Case in point, his Saturday co-main event bout against Michael Johnson. The two lightweights were former teammates at the Blackzilians camp in south Florida, but in the lead-up to their meeting at the O2 Arena in London, Guillard has not been shy in letting people know that they weren’t exactly best friends during their time together.

“I wanted to fight him since I left the Blackzilians,” said Guillard. “We’ve had a few words at some fights and when (original opponent) Ross (Pearson) pulled out, I said I wanted to fight him. We were never friends. We only trained together. I never hung out with him outside the gym and I never really cared for him because he has this ‘I’m the s**t’ attitude and he’s not the s**t. So there is a little bit of bad blood there.”

It’s not the first time “The Young Assassin” has had a little pre-fight heat with an opponent, and probably won’t be the last. But the most notable feud was with veteran Rich Clementi, who was a staple on the Louisiana fight scene when Guillard was making his bones in the sport. The two had a falling out, and at UFC 79 in December of 2007, they had the opportunity to settle their score in the Octagon. How heated did it get? Let’s just say that on a card headlined by Chuck Liddell-Wanderlei Silva and Georges St-Pierre-Matt Hughes, Guillard-Clementi was the fight where the combatants had to be kept as far away from each other as possible before the opening bell.

Fired up by anger and emotion, Guillard didn’t last long with the wily veteran, getting submitted in the first round. A little over six years later, the 30-year-old Guillard won’t let that happen again.

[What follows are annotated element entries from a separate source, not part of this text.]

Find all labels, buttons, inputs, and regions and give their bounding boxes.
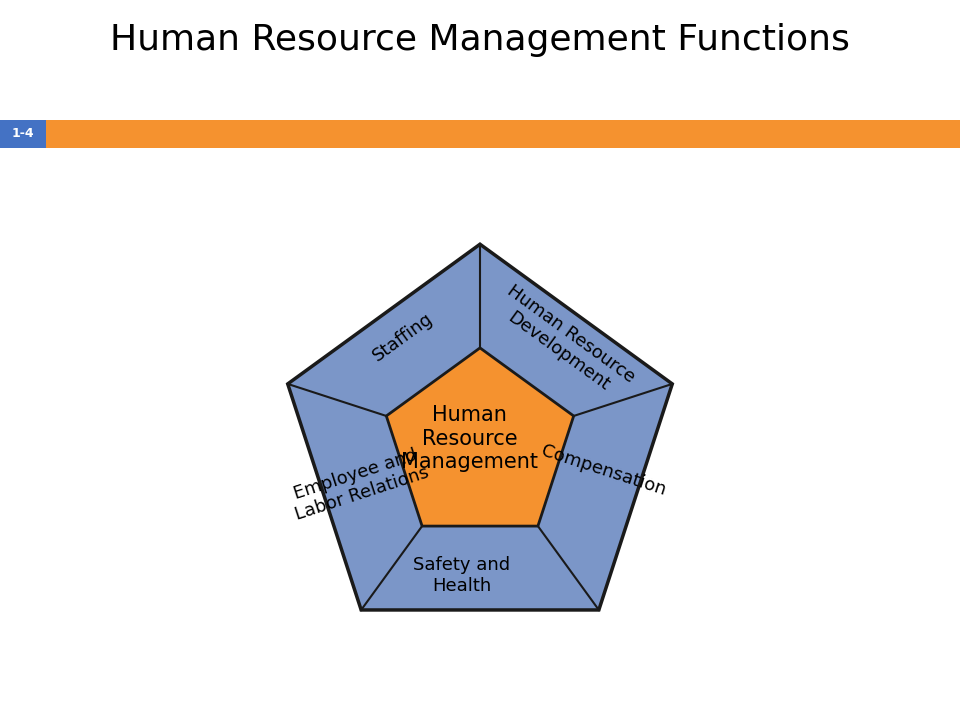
Text: Compensation: Compensation [539,442,668,500]
Text: 1-4: 1-4 [12,127,35,140]
Text: Staffing: Staffing [370,310,437,366]
Polygon shape [288,244,672,610]
Polygon shape [386,348,574,526]
Text: Human Resource
Development: Human Resource Development [491,282,637,404]
Text: Employee and
Labor Relations: Employee and Labor Relations [287,444,432,524]
Text: Safety and
Health: Safety and Health [414,557,511,595]
Text: Human Resource Management Functions: Human Resource Management Functions [110,22,850,57]
Text: Human
Resource
Management: Human Resource Management [401,405,539,472]
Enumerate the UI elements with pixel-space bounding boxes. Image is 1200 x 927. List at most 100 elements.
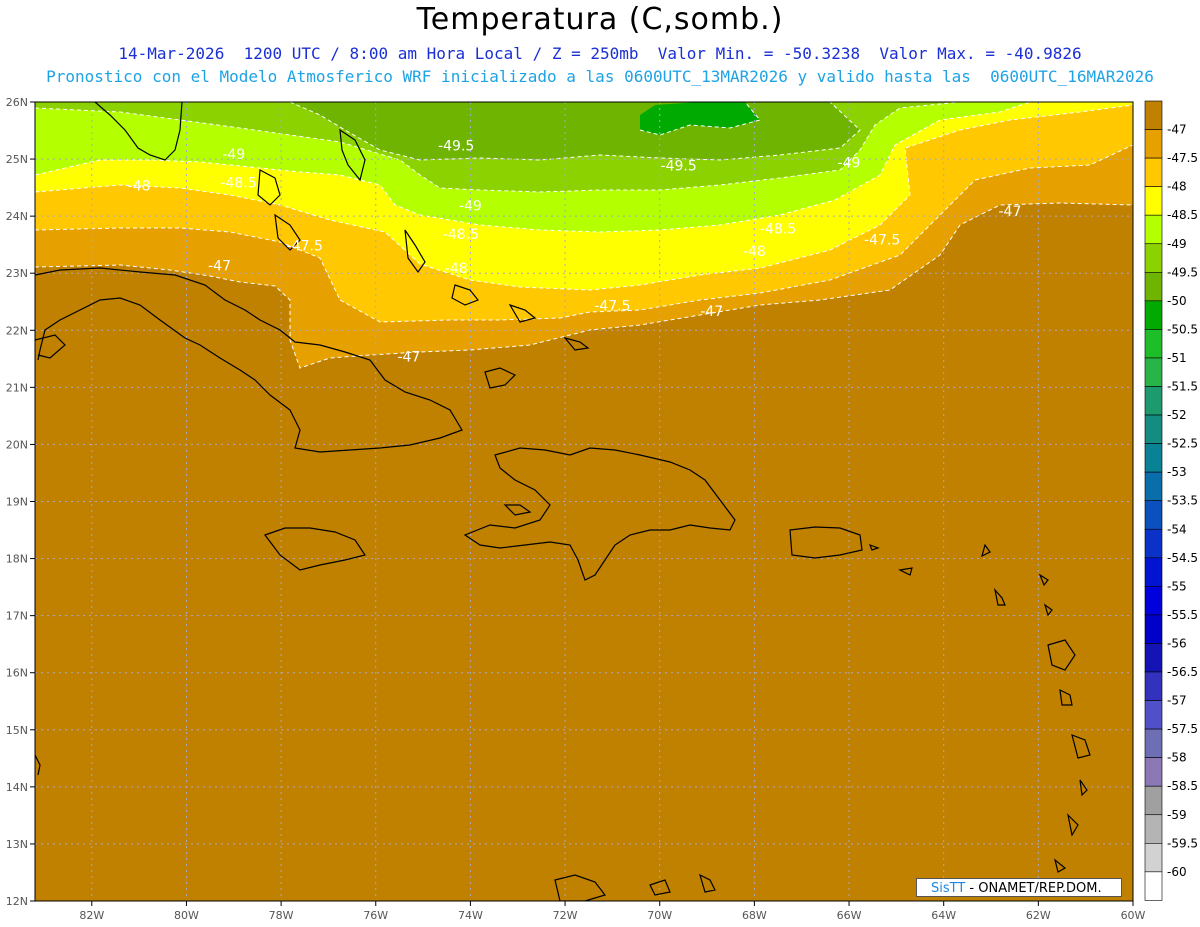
legend-swatch	[1144, 614, 1163, 644]
lat-tick-label: 25N	[6, 153, 28, 166]
lon-tick-label: 62W	[1026, 909, 1051, 922]
map-axes: 82W 80W 78W 76W 74W 72W 70W 68W 66W 64W 62W 60W 26N 2…	[6, 96, 1146, 922]
legend-swatch	[1144, 871, 1163, 901]
model-info-line: Pronostico con el Modelo Atmosferico WRF…	[46, 67, 1154, 86]
legend-label: -52	[1167, 408, 1187, 422]
legend-swatch	[1144, 157, 1163, 187]
contour-label: -47	[397, 350, 420, 366]
legend-swatch	[1144, 300, 1163, 330]
legend-swatch	[1144, 214, 1163, 245]
contour-label: -48.5	[760, 221, 796, 237]
contour-label: -49	[222, 147, 245, 163]
legend-swatch	[1144, 700, 1163, 730]
map-title: Temperatura (C,somb.)	[416, 2, 784, 37]
credit-box: SisTT - ONAMET/REP.DOM.	[916, 878, 1122, 897]
legend-label: -59.5	[1167, 836, 1198, 850]
legend-swatch	[1144, 129, 1163, 159]
lon-tick-label: 78W	[269, 909, 294, 922]
legend-label: -56	[1167, 636, 1187, 650]
contour-lines	[35, 102, 1133, 369]
legend-label: -51	[1167, 351, 1187, 365]
lat-tick-label: 20N	[6, 438, 28, 451]
legend-swatch	[1144, 757, 1163, 787]
contour-label: -47	[999, 204, 1022, 220]
contour-label: -48	[445, 261, 468, 277]
legend-label: -52.5	[1167, 437, 1198, 451]
legend-label: -50	[1167, 294, 1187, 308]
map-plot-area: -49.5 -49.5 -49 -49 -48.5 -48 -49 -48.5 -48.5 -48…	[35, 102, 1133, 901]
lat-tick-label: 18N	[6, 553, 28, 566]
lat-lon-grid	[35, 102, 1133, 901]
lon-tick-label: 76W	[363, 909, 388, 922]
lat-tick-label: 12N	[6, 895, 28, 908]
legend-label: -51.5	[1167, 380, 1198, 394]
color-legend: -47 -47.5 -48 -48.5 -49 -49.5 -50 -50.5 -51 -51.5…	[1144, 100, 1198, 901]
legend-label: -53.5	[1167, 494, 1198, 508]
contour-label: -47.5	[594, 298, 630, 314]
contour-label: -48.5	[220, 176, 256, 192]
contour-label: -48.5	[443, 227, 479, 243]
legend-label: -59	[1167, 808, 1187, 822]
lon-tick-label: 70W	[647, 909, 672, 922]
lon-tick-label: 66W	[837, 909, 862, 922]
credit-text: - ONAMET/REP.DOM.	[965, 881, 1102, 896]
legend-label: -47	[1167, 123, 1187, 137]
legend-swatch	[1144, 643, 1163, 673]
lat-tick-label: 16N	[6, 667, 28, 680]
legend-swatch	[1144, 414, 1163, 444]
lat-tick-label: 17N	[6, 610, 28, 623]
contour-labels: -49.5 -49.5 -49 -49 -48.5 -48 -49 -48.5 -48.5 -48…	[128, 139, 1022, 366]
lat-tick-label: 14N	[6, 781, 28, 794]
legend-swatch	[1144, 386, 1163, 416]
contour-label: -47	[208, 258, 231, 274]
legend-swatch	[1144, 528, 1163, 559]
lon-tick-label: 74W	[458, 909, 483, 922]
legend-label: -49.5	[1167, 265, 1198, 279]
lat-tick-label: 15N	[6, 724, 28, 737]
legend-swatch	[1144, 271, 1163, 302]
legend-label: -55	[1167, 579, 1187, 593]
sistt-logo: SisTT	[931, 881, 966, 896]
legend-swatch	[1144, 471, 1163, 501]
band-50-5	[640, 102, 760, 135]
legend-label: -57	[1167, 694, 1187, 708]
legend-swatch	[1144, 357, 1163, 387]
legend-swatch	[1144, 186, 1163, 216]
lon-tick-label: 82W	[79, 909, 104, 922]
legend-swatch	[1144, 500, 1163, 530]
legend-label: -49	[1167, 237, 1187, 251]
contour-label: -49.5	[661, 158, 697, 174]
lon-tick-label: 80W	[174, 909, 199, 922]
contour-label: -49	[838, 156, 861, 172]
legend-swatch	[1144, 586, 1163, 616]
contour-label: -49.5	[438, 139, 474, 155]
legend-label: -57.5	[1167, 722, 1198, 736]
contour-label: -47	[700, 304, 723, 320]
legend-swatch	[1144, 329, 1163, 359]
contour-label: -49	[459, 198, 482, 214]
legend-label: -53	[1167, 465, 1187, 479]
legend-swatch	[1144, 557, 1163, 587]
lat-tick-label: 26N	[6, 96, 28, 109]
legend-label: -60	[1167, 865, 1187, 879]
forecast-info-line: 14-Mar-2026 1200 UTC / 8:00 am Hora Loca…	[118, 44, 1082, 63]
legend-label: -47.5	[1167, 151, 1198, 165]
lon-tick-label: 72W	[553, 909, 578, 922]
legend-swatch	[1144, 785, 1163, 816]
legend-label: -48.5	[1167, 208, 1198, 222]
contour-label: -47.5	[287, 238, 323, 254]
legend-label: -55.5	[1167, 608, 1198, 622]
contour-label: -48	[743, 244, 766, 260]
lat-tick-label: 23N	[6, 267, 28, 280]
lat-tick-label: 19N	[6, 496, 28, 509]
legend-label: -58	[1167, 751, 1187, 765]
legend-swatch	[1144, 842, 1163, 873]
lon-tick-label: 68W	[742, 909, 767, 922]
legend-label: -48	[1167, 180, 1187, 194]
legend-label: -54	[1167, 522, 1187, 536]
legend-label: -50.5	[1167, 322, 1198, 336]
lat-tick-label: 21N	[6, 381, 28, 394]
lat-tick-label: 13N	[6, 838, 28, 851]
legend-swatch	[1144, 443, 1163, 473]
legend-swatch	[1144, 671, 1163, 701]
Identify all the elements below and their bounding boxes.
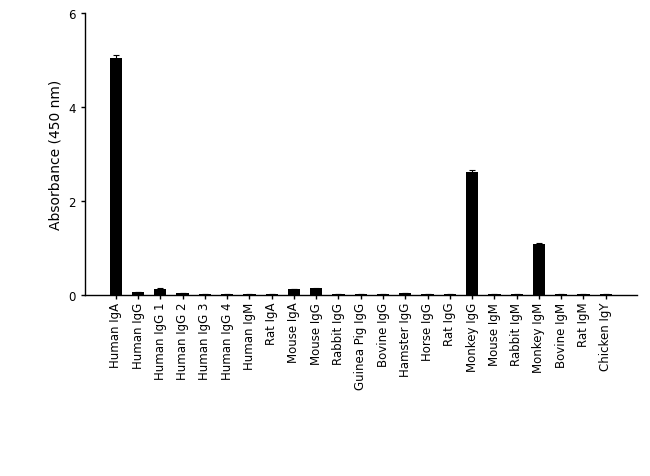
Bar [199, 294, 211, 295]
Bar [332, 294, 345, 295]
Bar [288, 289, 300, 295]
Bar [355, 294, 367, 295]
Bar [399, 294, 411, 295]
Bar [600, 294, 612, 295]
Bar [510, 294, 523, 295]
Bar [555, 294, 567, 295]
Bar [266, 294, 278, 295]
Bar [310, 288, 322, 295]
Bar [176, 293, 188, 295]
Bar [444, 294, 456, 295]
Bar [377, 294, 389, 295]
Bar [154, 289, 166, 295]
Bar [132, 292, 144, 295]
Bar [221, 294, 233, 295]
Y-axis label: Absorbance (450 nm): Absorbance (450 nm) [48, 80, 62, 229]
Bar [243, 294, 255, 295]
Bar [110, 59, 122, 295]
Bar [577, 294, 590, 295]
Bar [533, 245, 545, 295]
Bar [466, 172, 478, 295]
Bar [421, 294, 434, 295]
Bar [488, 294, 500, 295]
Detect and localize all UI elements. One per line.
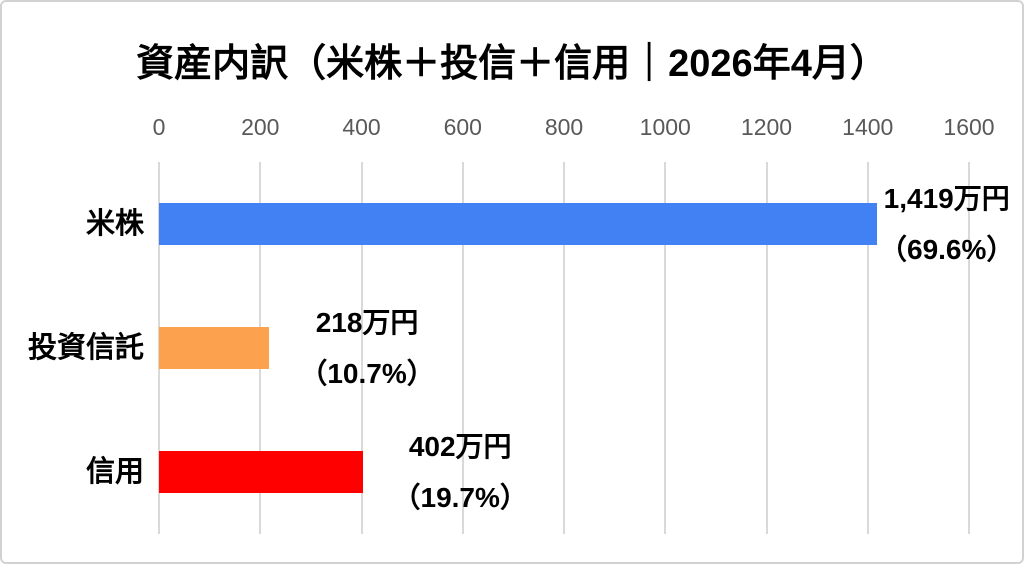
data-label-percent: （19.7%） xyxy=(392,482,528,513)
category-label: 信用 xyxy=(85,456,144,488)
data-label: 218万円 （10.7%） xyxy=(299,297,434,399)
x-axis-tick-label: 400 xyxy=(342,114,381,140)
x-axis-tick-label: 0 xyxy=(152,114,166,140)
data-label-percent: （10.7%） xyxy=(299,358,435,389)
bar xyxy=(159,451,363,493)
data-label-amount: 1,419万円 xyxy=(883,183,1010,214)
chart-title: 資産内訳（米株＋投信＋信用｜2026年4月） xyxy=(136,43,888,85)
data-label: 1,419万円 （69.6%） xyxy=(879,173,1014,275)
x-axis-tick-label: 1600 xyxy=(943,114,995,140)
x-axis-tick-label: 1400 xyxy=(842,114,894,140)
gridline xyxy=(664,162,667,534)
x-axis-tick-label: 800 xyxy=(544,114,584,140)
x-axis-tick-label: 1200 xyxy=(740,114,793,140)
category-label: 米株 xyxy=(85,208,144,240)
x-axis-tick-label: 1000 xyxy=(639,114,691,140)
bar xyxy=(159,327,270,369)
gridline xyxy=(866,162,869,534)
gridline xyxy=(360,162,363,534)
data-label-amount: 218万円 xyxy=(315,307,419,338)
data-label-percent: （69.6%） xyxy=(879,234,1015,265)
data-label-amount: 402万円 xyxy=(408,431,512,462)
x-axis-tick-label: 600 xyxy=(443,114,482,140)
category-label: 投資信託 xyxy=(27,332,144,364)
x-axis-tick-label: 200 xyxy=(241,114,280,140)
data-label: 402万円 （19.7%） xyxy=(393,421,528,523)
gridline xyxy=(968,162,970,534)
gridline xyxy=(563,162,565,534)
gridline xyxy=(765,162,768,534)
bar xyxy=(159,203,878,245)
gridline xyxy=(461,162,464,534)
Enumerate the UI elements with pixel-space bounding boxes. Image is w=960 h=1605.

“I learned that lesson when I fought Rich Clementi,” he said. “I was so angry, my mind was cloudy and I had bad judgment. I still feel that you’ve got to fight with emotion. I don’t like anybody when I step into the ring against them. It can be any of my friends. Me and Cowboy (Cerrone) – we fought each other and I didn’t like him for the time we were fighting. But it’s not emotion to where I’m going to be angry. I’m gonna smile in his face right before the time I punch him in the face. And I learned that from watching Jon Jones. He’s so calm when he attacks people, and that’s the way I fight now. I’m very aggressive, but I like to say I took a page out of Jon Jones’ book. I want to be really calm but aggressive at the same time. I don’t go crazy because then you end up in a bad position, and sometimes you end up getting submitted. That’s happened to me before.”

He insists that it won’t be the same scenario against Johnson, whose skills he does respect.

“I’m not taking anything away from Michael Johnson,” he said. “He’s a good fighter. The kid got game and he’s got a great trainer in Henri Hooft.”

But the way Guillard sees it, the thing he brings to the Octagon night in and night out is something you can’t learn in the gym. You either have it or you don’t.

“I feel like I bring another dynamic to the fight game,” he said. “I was born to fight. When wrestling found me, it was like a gladiator sport to me, and I felt like that was one man against the whole world to define who he is as a person. And from wrestling, came MMA, and I said ‘I want to be a UFC fighter; that’s what I want to do for a living.’”

He’s been fighting ever since, whether it was on the streets of New Orleans, where he protected his little brother from bullies, or in the ring and cage, where the rules were different, but the intent was the same. In Guillard’s world, you get the other guy before he gets you, and in his 12 UFC wins, seven knockouts prove that he comes out on top of that equation more often than not.

“It was something I knew I was great at since I was little,” he said. “Back then, it was dangerous because I grew up in rough neighborhoods, but the blessing of it today is that when I step in that cage against other fighters, I’m not scared. I’ve seen guys I should be scared of. I’ve been around killers, and most of the guys I step in the cage with, they’re not fighters; they just learned how to fight. They’re not born fighters. Yeah, some of those guys’ technique might be a little better than mine, but when you have raw, uncut talent for something, I think it outweighs learning something technically. And I think that’s what I bring to the table.”

Or more succinctly, “Win, lose, or draw, they’re gonna know they’ve been in a fight.”